Por entre reportório de compositoras mais reconhecidas, como Abbey Lincoln, Carla Bley (que também assomou na apresentação de Kurt Elling) ou Geri Allen e outras menos celebradas como Gretchen Parlato ou a própria Kris Davis, construiu-se um set que nunca divergiu do absoluto bom gosto, repleto de momentos de classe, com a líder a exibir o seu pulso firme em sofisticadíssimas bases rítmicas que a sua banda enalteceu sempre com entrega carregada de alma e pensamento: belíssimos os solos da pianista Kris Davis, da trompetista Milena Casado ou do guitarrista Matthew Stevens, por exemplo, e com o vocalista Michael Mayo a mostrar-se igualmente dotado, ainda que jamais expansivo como antes — cada um à sua maneira — Samara Joy ou Kurt Elling demonstraram ser, complementaram um concerto que talvez pedisse auditório fechado em vez de jardim com oceano em fundo, mas que nem por isso deixou de ser o melhor de todo o festival.

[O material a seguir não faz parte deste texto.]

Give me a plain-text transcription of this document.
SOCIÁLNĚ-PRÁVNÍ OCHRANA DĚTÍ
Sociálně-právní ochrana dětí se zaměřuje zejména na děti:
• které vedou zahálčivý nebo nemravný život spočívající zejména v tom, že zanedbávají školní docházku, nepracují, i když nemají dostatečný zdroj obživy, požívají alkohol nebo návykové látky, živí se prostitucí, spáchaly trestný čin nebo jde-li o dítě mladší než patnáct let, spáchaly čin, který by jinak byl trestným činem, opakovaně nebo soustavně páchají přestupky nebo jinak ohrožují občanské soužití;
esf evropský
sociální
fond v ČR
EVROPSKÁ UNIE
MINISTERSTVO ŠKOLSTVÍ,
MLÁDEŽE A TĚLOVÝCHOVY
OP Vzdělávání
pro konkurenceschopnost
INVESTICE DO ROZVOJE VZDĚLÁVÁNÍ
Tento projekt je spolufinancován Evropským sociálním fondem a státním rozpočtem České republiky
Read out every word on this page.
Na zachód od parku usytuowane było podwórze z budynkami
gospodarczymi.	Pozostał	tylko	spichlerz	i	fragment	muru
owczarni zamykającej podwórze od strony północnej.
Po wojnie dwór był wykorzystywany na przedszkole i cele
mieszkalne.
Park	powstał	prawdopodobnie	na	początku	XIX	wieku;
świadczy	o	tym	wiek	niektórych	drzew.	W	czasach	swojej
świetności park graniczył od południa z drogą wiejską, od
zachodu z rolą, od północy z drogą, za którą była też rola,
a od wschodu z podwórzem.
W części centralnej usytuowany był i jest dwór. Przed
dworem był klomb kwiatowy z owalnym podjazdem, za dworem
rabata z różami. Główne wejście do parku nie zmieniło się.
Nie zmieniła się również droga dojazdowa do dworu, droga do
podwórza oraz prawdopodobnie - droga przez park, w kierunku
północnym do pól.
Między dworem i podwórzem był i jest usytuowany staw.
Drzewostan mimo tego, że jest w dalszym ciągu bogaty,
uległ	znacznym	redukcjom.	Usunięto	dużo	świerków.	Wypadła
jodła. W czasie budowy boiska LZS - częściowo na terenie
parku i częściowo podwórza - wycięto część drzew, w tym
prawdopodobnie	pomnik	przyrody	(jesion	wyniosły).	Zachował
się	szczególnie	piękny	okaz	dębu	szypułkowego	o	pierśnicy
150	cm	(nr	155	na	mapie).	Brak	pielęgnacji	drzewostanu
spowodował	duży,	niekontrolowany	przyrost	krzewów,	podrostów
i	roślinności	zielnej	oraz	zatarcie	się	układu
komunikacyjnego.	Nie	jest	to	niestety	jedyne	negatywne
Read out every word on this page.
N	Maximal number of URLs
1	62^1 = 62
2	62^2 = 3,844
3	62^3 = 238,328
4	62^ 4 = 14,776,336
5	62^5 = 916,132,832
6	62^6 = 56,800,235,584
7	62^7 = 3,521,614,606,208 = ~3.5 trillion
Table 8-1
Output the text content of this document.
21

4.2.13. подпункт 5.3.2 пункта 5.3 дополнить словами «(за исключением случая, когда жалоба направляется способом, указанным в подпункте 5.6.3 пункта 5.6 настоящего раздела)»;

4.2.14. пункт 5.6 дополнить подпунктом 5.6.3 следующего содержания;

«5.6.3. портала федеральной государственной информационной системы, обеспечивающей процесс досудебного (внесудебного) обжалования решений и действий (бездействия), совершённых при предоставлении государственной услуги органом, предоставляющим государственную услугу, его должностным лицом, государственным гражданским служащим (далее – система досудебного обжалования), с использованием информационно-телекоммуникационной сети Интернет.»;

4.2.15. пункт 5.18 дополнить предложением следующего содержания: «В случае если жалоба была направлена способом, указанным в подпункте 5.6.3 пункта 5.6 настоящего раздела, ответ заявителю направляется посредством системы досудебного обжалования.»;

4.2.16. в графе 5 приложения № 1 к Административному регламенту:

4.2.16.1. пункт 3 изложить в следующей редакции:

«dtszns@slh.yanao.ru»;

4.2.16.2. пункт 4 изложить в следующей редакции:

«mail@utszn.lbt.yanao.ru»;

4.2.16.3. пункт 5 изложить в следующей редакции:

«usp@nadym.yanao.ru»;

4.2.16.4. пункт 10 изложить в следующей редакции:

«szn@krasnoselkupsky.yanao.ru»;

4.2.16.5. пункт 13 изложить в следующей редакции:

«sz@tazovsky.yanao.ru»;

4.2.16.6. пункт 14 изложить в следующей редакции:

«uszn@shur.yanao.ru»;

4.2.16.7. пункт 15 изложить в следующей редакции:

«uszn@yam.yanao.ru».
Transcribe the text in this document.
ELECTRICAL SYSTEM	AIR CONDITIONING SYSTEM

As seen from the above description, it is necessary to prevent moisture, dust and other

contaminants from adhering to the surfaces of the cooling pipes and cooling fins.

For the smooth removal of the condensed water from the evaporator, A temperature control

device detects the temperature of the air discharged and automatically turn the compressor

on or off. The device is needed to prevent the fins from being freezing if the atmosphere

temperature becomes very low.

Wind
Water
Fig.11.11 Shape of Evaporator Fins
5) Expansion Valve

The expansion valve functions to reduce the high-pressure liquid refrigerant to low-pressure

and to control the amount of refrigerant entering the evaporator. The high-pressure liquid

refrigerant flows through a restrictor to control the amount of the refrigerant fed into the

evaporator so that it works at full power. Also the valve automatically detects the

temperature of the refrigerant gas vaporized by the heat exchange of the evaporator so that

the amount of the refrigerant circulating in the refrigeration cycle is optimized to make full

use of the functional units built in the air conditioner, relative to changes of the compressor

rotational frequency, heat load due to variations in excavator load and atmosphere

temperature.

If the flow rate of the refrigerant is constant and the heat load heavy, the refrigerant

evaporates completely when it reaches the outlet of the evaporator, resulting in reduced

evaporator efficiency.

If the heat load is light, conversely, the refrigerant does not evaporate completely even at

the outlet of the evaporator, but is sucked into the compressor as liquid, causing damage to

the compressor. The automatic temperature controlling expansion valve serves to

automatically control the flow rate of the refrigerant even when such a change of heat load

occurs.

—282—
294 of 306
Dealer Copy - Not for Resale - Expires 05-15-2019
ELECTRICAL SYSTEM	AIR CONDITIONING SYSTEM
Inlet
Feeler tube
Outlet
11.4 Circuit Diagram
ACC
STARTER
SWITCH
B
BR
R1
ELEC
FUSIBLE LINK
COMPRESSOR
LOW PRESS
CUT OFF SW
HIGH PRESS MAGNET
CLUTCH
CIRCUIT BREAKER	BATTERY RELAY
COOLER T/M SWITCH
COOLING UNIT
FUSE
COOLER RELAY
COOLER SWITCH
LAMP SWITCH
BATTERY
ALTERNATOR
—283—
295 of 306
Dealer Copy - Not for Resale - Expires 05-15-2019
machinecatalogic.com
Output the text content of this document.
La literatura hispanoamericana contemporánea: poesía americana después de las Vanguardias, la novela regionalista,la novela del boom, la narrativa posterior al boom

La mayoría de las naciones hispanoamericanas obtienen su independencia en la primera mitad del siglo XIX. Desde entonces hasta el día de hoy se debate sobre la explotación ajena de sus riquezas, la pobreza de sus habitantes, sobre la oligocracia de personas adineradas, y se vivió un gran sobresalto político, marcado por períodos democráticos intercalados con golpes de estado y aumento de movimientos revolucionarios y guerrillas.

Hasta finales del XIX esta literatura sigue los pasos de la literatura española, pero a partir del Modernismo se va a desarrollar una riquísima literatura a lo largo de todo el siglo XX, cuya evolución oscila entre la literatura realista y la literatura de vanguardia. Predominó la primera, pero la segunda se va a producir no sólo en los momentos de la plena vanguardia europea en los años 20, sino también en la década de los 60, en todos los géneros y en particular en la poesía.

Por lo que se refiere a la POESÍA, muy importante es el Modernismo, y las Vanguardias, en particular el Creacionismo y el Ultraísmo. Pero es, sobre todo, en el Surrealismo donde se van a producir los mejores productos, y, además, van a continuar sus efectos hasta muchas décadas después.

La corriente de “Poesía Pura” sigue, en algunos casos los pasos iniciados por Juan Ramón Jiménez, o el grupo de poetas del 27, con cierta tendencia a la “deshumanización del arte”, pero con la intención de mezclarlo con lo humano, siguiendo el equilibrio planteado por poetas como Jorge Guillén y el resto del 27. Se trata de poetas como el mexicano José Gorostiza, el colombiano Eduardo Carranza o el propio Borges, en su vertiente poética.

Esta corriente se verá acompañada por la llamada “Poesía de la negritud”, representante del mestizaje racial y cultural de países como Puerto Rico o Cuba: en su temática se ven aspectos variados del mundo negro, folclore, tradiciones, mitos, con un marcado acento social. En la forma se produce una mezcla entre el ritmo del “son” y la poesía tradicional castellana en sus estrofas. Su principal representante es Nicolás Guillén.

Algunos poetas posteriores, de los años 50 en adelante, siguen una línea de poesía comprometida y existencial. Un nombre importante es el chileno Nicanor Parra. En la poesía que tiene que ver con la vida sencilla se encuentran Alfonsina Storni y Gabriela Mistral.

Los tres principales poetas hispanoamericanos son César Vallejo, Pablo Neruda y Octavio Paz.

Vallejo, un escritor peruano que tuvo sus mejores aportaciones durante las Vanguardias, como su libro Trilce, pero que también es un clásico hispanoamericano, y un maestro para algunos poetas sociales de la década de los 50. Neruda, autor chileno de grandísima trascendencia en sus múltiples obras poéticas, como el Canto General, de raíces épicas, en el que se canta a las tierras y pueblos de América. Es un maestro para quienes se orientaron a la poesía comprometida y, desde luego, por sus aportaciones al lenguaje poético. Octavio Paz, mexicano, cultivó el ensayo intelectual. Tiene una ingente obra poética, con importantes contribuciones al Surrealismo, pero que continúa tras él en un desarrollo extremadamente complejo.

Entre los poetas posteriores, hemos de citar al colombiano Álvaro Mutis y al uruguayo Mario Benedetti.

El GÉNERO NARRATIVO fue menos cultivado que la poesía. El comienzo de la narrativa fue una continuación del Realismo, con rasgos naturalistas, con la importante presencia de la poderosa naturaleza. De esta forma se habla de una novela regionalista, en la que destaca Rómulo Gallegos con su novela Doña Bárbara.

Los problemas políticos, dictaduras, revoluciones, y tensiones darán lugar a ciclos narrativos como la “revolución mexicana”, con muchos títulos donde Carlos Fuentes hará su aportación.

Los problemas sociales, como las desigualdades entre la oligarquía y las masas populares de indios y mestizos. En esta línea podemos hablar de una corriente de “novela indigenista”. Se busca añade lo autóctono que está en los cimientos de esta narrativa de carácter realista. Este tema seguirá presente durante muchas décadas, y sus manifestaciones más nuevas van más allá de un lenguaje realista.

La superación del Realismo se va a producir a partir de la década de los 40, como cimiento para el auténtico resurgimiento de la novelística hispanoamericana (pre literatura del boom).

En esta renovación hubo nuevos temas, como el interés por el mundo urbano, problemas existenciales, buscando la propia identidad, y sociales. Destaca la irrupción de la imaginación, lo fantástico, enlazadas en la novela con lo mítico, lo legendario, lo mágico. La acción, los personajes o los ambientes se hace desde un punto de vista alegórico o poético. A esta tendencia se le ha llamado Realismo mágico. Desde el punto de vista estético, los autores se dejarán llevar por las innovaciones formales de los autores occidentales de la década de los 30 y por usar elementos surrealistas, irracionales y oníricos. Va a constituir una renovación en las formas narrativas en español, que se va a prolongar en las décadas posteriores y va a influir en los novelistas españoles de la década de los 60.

Antes da apresentação de Terri Lyne Carrington, exibiu-se no palco a Orquestra de Jazz do Funchal com Perico Sambeat no papel de solista convidado e maestro. O saxofonista espanhol tem muitas e fundas ligações à cena jazz do nosso país e por isso vê-lo no invejável papel de timoneiro de uma formação desta natureza é apenas mais um ponto de destaque num currículo carregado de conquistas.

É um luxo poder assistir a uma bem preparada apresentação de um colectivo com um generoso naipe de metais (4 trompetes, 4 trombones, 5 saxofones) a que acrescem bateria, percussões, contrabaixo, piano e guitarra, a espalharem classe por temas com delicados perfumes de flamenco e boleros, de rumbas e até de mais intenso aroma funk. Mérito dos irmãos Francisco e Alexandre Andrade, que se sentaram ao lado dos demais sopradores e que mantêm esta big band bem oleada e preparada para qualquer embate. Com solos muito aplaudidos de instrumentos como o trombone ou o contrabaixo e um Perico Sambeat a não esconder o seu justificado deleite e a espalhar charme e paixão sob a forma de solos torneados com absoluto requinte, tanto no alto como na flauta, este foi mais um motivo para que o Funchal Jazz tivesse uma noite que fechou com chave de ouro puro uma semana de celebração.

Os sorrisos que se testemunharam no átrio do hotel na manhã de regresso a Lisboa exibidos vários músicos, técnicos, jornalistas e até algum público são bem demonstrativos das positivas vibrações de um evento com carácter vincado, programação de bom gosto e de apelo amplo e envolvência especial. A repetir, certamente.